One approach that we hope to explore in future work is to develop a method based upon algorithmic variants of the Build algorithm which can construct phylogenetic trees from sets of triplets [see e.g. Semple and Steel (2000)]. More specifically, we would begin by computing an unweighted tree T from a collection of triplets inferred from an input distance d on a set X, after which we would set the height of any internal vertex of T to be half the maximum taken over all distances between all pairs of taxa whose least common ancestor is that vertex.
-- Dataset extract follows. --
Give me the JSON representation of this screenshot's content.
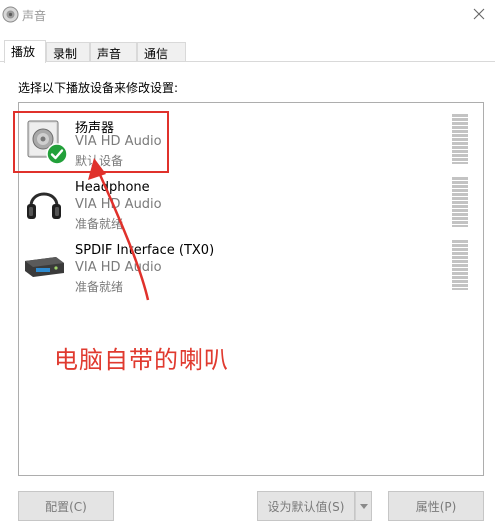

The distance associated to this weighted tree, \({\mathcal {T}}\), then forms an ultrametric, \(d_{{\mathcal {T}}}\), that is greater than or equal to the observed distance d for any pair in X. We would then look for a convergence scenario \(({\mathcal {T}}, R,\epsilon )\) with the aim of minimising the discrepancies \(d_{\epsilon }^{({\mathcal {T}},R)}(x,y) -d(x,y)\), \(x,y \in X\). Note that, in general, we would expect some variation from d being an ultrametric just due to random sampling rather than convergence, so we would probably need to also define some threshold of improvement to control the addition of convergence events.

Finally, as noted in the introduction, reticulate processes can also lead to a break down in the divergence model for evolution. Interestingly, in Francis and Steel (2015, Theorem 5) it is shown that in case a special type of phylogenetic network called a horizontal gene transfer network has a single cycle, then the so-called average distance (Willson 2012) that it induces satisfy the four-point condition if and only if the arcs in the network satisfy certain specific conditions. This result has similarities to what we find in Theorem 3, and points to the fact that models of reticulate evolution can also lead to tree metrics. Thus, it will be important to develop approaches that will allow us to distinguish between distances that are generated by reticulate versus convergent evolution. However this may not always be mathematically possible, in which case, as suggested in Mitchell et al. (2018), it may be useful to consider additional biological or biogeographical information to help decide which model to employ.